Revue des Traditions Populaires.
7e année. Tome VIII. - N°1. Janvier 1893.

CONTES POPULAIRES

Chrysemys scripta elegans
Tortue de Floride, Chrysemys scripta elegans. Photo F.P.

Soucougnangnan ké Tòti1

Soucougnangnan rangé ké Tòti pou allé pêché.
Yé convini qui chaquin oua prenn pôssons di oune jou di pêche.
Promié jou, yé allé, yé pêché, yé prenn oune tas pôssons.
Tòti dit : « Soucou, mô ka gadé sa pêche-la : li pas belle, et pis
pôssons-yé-là maigues. Dimain, to oua prenn dézième pêche-la, to
vlé ? »
Soucougnangnan fai : « Ohô ! sò, kon tô vlé ? »
Lendimain, Tòti dit Soucougnangnan la même chose, et pis li
gadé toutes pôssons pou li oune sô.
Troisième jou, Toti commencé conté sô même conte.
Soucougnangnan bisqué, li toué sô di fé. Toti rété la soucou ké
sô pagnin pôssons là sô tête. Li drivé, drivé, drivé, jouque li entré
landan oune case.
Ouaye malhò ! a té case Tigue !
Toti soupris ; mé li pas pédi la carte. Li dit :
" Bonjou, nonque ; coument ou fika ?
Tigue fait : « Mô bien mossô ; Qi ça to vlé ? »
Toti dit : « Nonque, mé oune pagnin pôssons mô pòté pou ou. Mô
chouési pis bel, pis gras ».
Soucougnangnan, qui té suive Tòti, rélé : « A pas vrai, nonque ; a
rébi li pòté baille ou : cassé sô cou.»
Tigue colè ; li sauté lassou Toti, houap ! li déquarqué li, li mangé
li tout de suite.
Soucougnangan prenn cabosse Tòti, li fait oune canon. Dipis
sa jou-là, li ka péché li oune sô.

Quand dé moune associé, li toujou gangnin oune qui ka foutan
di ouote-là.

  1. L'accent grave sur l'o indique qu'il faut prononcer cette lettre
    très fermée comme dans botte par exemple.

 

Mouche à feu et Tortue1

Mouche à feu s’arrangea avec Tortue pour aller pêcher.
Elles convinrent que chacune prendrait les poissons d’un jour de pêche.
Le premier jour, elles allèrent, elles pêchèrent, elles prirent une quantité de poissons.
Tortue dit : «Moumouche, je garde cette pêche-là: elle n’est pas riche, et puis ces poissons-là sont maigres.
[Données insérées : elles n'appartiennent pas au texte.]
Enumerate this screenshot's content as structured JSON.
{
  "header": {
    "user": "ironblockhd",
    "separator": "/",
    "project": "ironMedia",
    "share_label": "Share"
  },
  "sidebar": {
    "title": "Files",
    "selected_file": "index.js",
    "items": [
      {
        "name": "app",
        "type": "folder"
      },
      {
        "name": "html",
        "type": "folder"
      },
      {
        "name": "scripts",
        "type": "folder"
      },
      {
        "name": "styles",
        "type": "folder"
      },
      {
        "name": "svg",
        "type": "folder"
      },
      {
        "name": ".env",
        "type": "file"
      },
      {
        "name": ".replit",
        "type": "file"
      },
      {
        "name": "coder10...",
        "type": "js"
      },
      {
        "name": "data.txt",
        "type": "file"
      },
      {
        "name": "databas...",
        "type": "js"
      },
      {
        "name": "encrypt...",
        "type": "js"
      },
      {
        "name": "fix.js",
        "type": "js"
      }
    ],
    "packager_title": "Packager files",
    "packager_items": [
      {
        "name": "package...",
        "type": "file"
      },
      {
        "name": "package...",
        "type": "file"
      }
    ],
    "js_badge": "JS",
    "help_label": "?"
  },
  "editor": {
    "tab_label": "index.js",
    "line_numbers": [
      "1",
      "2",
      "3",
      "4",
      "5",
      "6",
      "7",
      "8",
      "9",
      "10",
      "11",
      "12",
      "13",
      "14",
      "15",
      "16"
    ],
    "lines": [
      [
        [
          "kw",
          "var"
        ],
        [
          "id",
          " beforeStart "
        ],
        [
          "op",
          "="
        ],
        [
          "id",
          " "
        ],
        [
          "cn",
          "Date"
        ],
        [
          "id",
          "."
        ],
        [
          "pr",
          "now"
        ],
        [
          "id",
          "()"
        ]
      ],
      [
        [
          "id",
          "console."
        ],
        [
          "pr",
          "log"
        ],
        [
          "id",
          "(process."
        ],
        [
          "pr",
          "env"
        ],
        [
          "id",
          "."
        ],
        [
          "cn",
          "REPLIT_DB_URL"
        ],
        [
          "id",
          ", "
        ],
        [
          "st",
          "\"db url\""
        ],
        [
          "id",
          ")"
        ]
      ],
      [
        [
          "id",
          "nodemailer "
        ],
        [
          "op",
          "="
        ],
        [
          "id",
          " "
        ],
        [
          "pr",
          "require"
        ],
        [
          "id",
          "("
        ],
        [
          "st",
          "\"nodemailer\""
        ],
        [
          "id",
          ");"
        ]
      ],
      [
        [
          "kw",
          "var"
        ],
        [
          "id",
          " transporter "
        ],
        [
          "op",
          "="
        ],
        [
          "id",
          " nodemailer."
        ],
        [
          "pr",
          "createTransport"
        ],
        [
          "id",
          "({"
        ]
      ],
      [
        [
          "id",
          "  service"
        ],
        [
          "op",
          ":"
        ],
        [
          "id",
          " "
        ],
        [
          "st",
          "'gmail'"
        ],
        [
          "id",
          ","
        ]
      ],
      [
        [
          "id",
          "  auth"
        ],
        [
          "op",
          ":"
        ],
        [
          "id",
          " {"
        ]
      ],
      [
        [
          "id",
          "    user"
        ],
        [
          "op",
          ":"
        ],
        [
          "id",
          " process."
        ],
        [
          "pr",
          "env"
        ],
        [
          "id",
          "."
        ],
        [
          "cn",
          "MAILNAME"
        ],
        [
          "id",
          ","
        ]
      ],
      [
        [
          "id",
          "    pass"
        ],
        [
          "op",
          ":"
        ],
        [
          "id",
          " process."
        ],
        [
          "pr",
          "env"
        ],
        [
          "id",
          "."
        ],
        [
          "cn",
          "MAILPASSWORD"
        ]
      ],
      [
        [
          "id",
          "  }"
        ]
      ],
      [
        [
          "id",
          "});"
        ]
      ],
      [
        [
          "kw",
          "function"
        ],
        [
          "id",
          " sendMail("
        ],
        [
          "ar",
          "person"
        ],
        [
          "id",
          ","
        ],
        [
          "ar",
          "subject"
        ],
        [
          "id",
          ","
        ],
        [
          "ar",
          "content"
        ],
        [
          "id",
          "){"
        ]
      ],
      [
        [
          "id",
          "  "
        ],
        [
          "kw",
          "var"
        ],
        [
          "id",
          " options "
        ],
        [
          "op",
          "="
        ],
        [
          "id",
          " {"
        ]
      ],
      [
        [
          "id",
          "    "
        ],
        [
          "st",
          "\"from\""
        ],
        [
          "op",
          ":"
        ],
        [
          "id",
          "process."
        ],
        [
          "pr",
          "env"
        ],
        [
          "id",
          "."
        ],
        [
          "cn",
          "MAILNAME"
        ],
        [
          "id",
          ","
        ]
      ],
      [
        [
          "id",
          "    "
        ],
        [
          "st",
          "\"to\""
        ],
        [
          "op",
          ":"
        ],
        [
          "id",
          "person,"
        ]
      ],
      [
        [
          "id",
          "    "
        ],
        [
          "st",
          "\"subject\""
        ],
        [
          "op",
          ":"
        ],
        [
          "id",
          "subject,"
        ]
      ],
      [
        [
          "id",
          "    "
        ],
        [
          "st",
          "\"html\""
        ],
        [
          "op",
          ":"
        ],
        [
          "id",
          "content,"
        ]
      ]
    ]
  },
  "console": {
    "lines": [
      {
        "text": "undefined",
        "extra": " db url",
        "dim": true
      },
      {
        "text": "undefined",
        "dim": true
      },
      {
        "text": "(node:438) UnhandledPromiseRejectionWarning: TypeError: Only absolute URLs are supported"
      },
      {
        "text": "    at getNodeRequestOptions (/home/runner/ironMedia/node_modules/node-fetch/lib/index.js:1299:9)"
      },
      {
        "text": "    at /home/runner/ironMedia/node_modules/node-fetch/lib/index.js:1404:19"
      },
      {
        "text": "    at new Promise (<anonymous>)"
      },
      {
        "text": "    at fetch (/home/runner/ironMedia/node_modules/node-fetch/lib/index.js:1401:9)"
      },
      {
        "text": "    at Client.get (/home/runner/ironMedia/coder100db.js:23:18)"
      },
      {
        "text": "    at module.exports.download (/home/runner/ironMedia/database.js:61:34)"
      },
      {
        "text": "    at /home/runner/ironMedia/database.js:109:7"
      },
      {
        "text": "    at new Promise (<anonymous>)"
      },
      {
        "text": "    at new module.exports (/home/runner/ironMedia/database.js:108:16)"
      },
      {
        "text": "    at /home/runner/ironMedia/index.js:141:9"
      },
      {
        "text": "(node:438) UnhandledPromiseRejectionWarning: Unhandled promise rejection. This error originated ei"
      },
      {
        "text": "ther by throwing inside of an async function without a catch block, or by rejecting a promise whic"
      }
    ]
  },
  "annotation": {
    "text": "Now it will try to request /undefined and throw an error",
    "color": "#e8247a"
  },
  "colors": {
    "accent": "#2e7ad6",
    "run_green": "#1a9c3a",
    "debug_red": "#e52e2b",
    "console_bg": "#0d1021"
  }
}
Demain, tu prendras la deuxième pêche, veux-tu ?»
Mouche à feu fit : «Heu !.. sœur, comme tu veux.»
Le lendemain, Tortue dit à Mouche à feu la même chose, et puis elle garda tous les poissons sur elle seule.
Le troisième jour, Tortue commença à raconter son même conte.
Mouche à feu se fâcha, elle tua (éteignit) son feu. Tortue resta dans l’obscurité avec son panier de poissons sur la tête. Elle erra, erra, erra, jusqu’à ce qu’elle entra dans une case.
Aïe malheur ! c’était la case du tigre !
Tortue fut saisie; mais elle ne perdit pas la carte. Elle dit :
«Bonjour, oncle comment vous portez-vous ?»
Tigre dit : «Je suis assez bien; qu’est-ce que tu veux ?»
Tortue dit : «Oncle, voici un panier de poissons que j’ai porté pour vous. J’ai choisi les plus beaux, les plus gras.»
Mouche à feu, qui avait suivi Tortue, cria : «Ce n’est pas vrai, oncle; c’est du rebut qu’elle a porté pour vous donner: casser son cou.»
Tigre se mit en colère; il sauta sur Tortue, houap ! il la décarapa ça, il la mangea tout de suite.

Mouche à feu prit la carapace de Tortue, elle en fit un canot.
Depuis ce jour-là, elle pêche toute seule.

Quand deux personnes sont associées, il y a toujours une qui se moque de l’autre.

Georges Haurigot

  1. Je donne ici la traduction littérale, ligne par ligne.